I teach in a school with over 70 teachers. Do I want to bring more than a dozen guns into my school, with more than a dozen different operators using them? Are we supposed to find more than a dozen places to securely store them on a daily basis? Or would these teachers carry their weapons throughout their often-stressful days? Imagine the fear students and adults would have on a daily basis that a teacher’s handgun might accidentally be fired.

Instead of arming ourselves, educators should join the fight for common-sense gun laws by contacting our legislators, marching alongside our students in upcoming protests and thinking of areas in our curriculum where we can teach students that real change can happen in our country, even on issues that seem as insurmountable as guns.

As Parkland survivor David Hogg, a senior, stated, “We need to do something.
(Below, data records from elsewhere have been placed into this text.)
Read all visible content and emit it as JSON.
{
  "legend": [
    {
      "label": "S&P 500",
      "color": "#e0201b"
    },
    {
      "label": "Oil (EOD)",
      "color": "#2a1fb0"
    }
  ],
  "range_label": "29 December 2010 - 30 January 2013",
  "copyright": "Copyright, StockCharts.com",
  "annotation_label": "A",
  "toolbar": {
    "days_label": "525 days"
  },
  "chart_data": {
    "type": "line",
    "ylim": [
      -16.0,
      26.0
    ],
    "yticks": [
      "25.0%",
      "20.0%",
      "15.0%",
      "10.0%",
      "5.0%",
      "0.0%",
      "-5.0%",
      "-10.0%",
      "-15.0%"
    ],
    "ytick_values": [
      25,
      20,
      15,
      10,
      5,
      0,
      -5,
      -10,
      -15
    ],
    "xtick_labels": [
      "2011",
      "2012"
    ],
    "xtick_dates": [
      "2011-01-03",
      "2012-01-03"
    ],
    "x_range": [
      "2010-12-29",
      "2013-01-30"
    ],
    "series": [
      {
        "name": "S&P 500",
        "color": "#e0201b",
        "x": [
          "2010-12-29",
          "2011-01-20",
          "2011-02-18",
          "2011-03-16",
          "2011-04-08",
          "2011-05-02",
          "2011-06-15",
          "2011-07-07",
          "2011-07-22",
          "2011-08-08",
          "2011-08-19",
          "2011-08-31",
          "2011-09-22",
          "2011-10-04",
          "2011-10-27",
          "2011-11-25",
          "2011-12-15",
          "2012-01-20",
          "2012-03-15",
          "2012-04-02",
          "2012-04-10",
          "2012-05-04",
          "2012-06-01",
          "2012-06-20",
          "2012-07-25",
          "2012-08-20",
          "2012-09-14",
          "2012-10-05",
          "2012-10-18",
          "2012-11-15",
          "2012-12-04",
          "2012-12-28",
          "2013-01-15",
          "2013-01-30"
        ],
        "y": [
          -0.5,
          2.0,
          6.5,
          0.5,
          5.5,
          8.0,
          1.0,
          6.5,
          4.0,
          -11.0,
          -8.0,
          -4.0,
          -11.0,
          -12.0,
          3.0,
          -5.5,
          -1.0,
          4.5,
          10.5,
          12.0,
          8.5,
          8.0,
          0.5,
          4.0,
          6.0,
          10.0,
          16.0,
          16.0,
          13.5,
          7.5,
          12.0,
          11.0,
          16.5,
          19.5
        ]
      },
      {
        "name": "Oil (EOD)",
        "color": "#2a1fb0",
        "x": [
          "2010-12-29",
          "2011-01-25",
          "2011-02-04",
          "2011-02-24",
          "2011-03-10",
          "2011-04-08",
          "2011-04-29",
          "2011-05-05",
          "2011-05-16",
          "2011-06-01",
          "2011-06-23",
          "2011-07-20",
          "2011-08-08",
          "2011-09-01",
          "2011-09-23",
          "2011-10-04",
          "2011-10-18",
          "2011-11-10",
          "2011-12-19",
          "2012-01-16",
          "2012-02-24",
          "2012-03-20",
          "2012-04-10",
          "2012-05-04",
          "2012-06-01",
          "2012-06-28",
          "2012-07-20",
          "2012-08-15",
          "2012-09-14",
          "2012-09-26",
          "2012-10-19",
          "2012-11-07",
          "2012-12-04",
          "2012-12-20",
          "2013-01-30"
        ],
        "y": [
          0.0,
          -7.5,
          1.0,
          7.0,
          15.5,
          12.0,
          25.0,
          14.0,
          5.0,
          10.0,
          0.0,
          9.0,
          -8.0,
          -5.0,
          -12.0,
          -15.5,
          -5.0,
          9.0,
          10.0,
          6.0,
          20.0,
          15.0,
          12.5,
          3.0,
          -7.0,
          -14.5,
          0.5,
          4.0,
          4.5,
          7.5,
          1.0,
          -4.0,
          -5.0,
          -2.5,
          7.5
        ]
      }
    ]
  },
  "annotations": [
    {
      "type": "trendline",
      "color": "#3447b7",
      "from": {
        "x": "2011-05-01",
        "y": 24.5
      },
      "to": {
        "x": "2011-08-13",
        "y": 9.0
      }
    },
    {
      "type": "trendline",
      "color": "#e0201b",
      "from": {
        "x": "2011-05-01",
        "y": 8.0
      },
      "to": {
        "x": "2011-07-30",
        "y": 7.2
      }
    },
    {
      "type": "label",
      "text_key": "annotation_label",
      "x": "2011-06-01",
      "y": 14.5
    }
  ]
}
We need to get out there and be politically active. Congress needs to get over their political bias with each other and work toward saving children’s lives.” He also told CNN, “We’re children, you guys are the adults.”
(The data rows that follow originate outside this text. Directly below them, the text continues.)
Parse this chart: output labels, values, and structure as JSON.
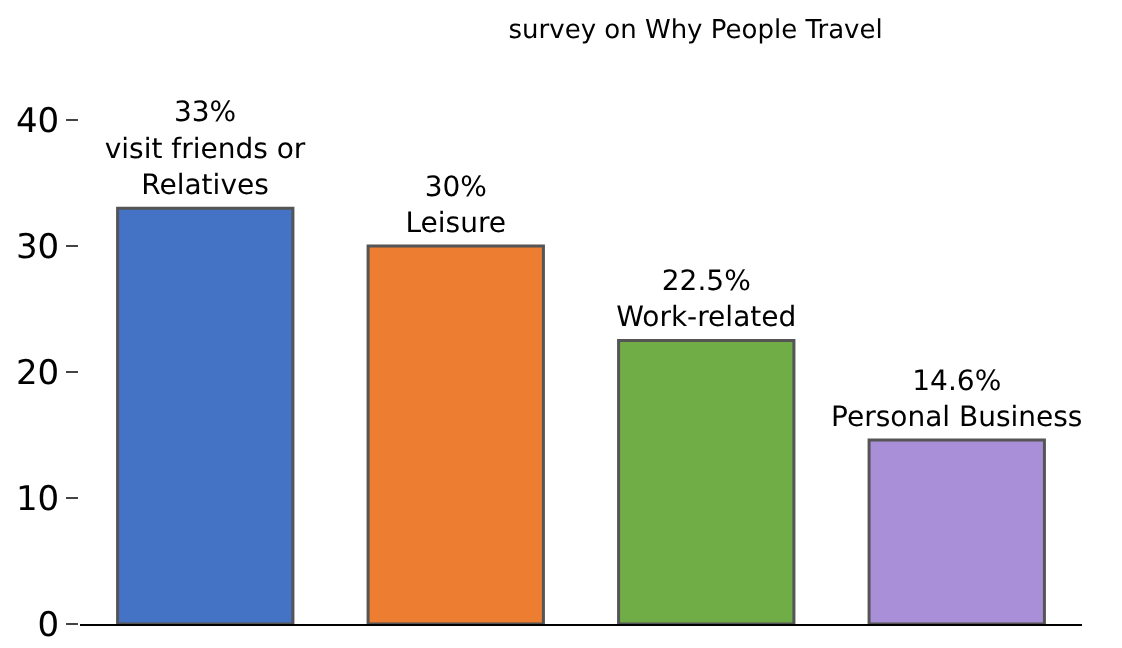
{
  "chart_data": {
    "type": "bar",
    "title": "survey on Why People Travel",
    "categories": [
      "visit friends or Relatives",
      "Leisure",
      "Work-related",
      "Personal Business"
    ],
    "values": [
      33,
      30,
      22.5,
      14.6
    ],
    "value_labels": [
      "33%",
      "30%",
      "22.5%",
      "14.6%"
    ],
    "colors": [
      "#4472c4",
      "#ed7d31",
      "#70ad47",
      "#a98fd8"
    ],
    "ylim": [
      0,
      40
    ],
    "yticks": [
      0,
      10,
      20,
      30,
      40
    ],
    "grid": false,
    "tick_labels": "y"
  }
}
As adults and as educators, we must teach about moments of American social change that happened not so long ago. Our laws are mutable when activists in large numbers take a stand. Peaceful protests have led to voting rights for minorities and women and to marriage rights for LGBTQ citizens.

Outside of our laws and policies, students need to learn about how a combination of science, medicine and advocacy took down big tobacco which, at one time, had as big a hold on our lawmakers as the National Rifle Association does today. Imagine what could happen if we could make gun violence as disturbing and ugly as PSAs showing grotesque images of humans riddled with cancer and emphysema showed smoking to be.

I have taught many students who have been impacted by gun violence in Chicago, and it has impacted my life. I stood over a casket of a young African-American male who had already been accepted into college before he was gunned down in the middle of the street during his senior year. I taught a bright, thoughtful African-American female in her home because bullets severed her spinal cord, leaving her paralyzed from the neck down. I have hugged students as they sobbed over fallen siblings and passed bullet-ridden windows on the way to my classroom in my first school. Giving me a gun wouldn’t solve any of those problems.

Instead, we need to arm our educators with the teachings of nonviolence. Our students learn about Martin Luther King, Jr. and the civil rights movement, but his speeches and civil rights outcomes often overshadow his tenets of nonviolence. “Man … has now reached the day when violence toward another human being must become as abhorrent as eating another’s flesh,” he wrote in 1963. “Nonviolence may become the answer to the most desperate need of all humanity.”

We are at a point, right now, with lock-down drills a school routine, where nonviolence must be the answer, not more guns and the invitations to violence they bring with them.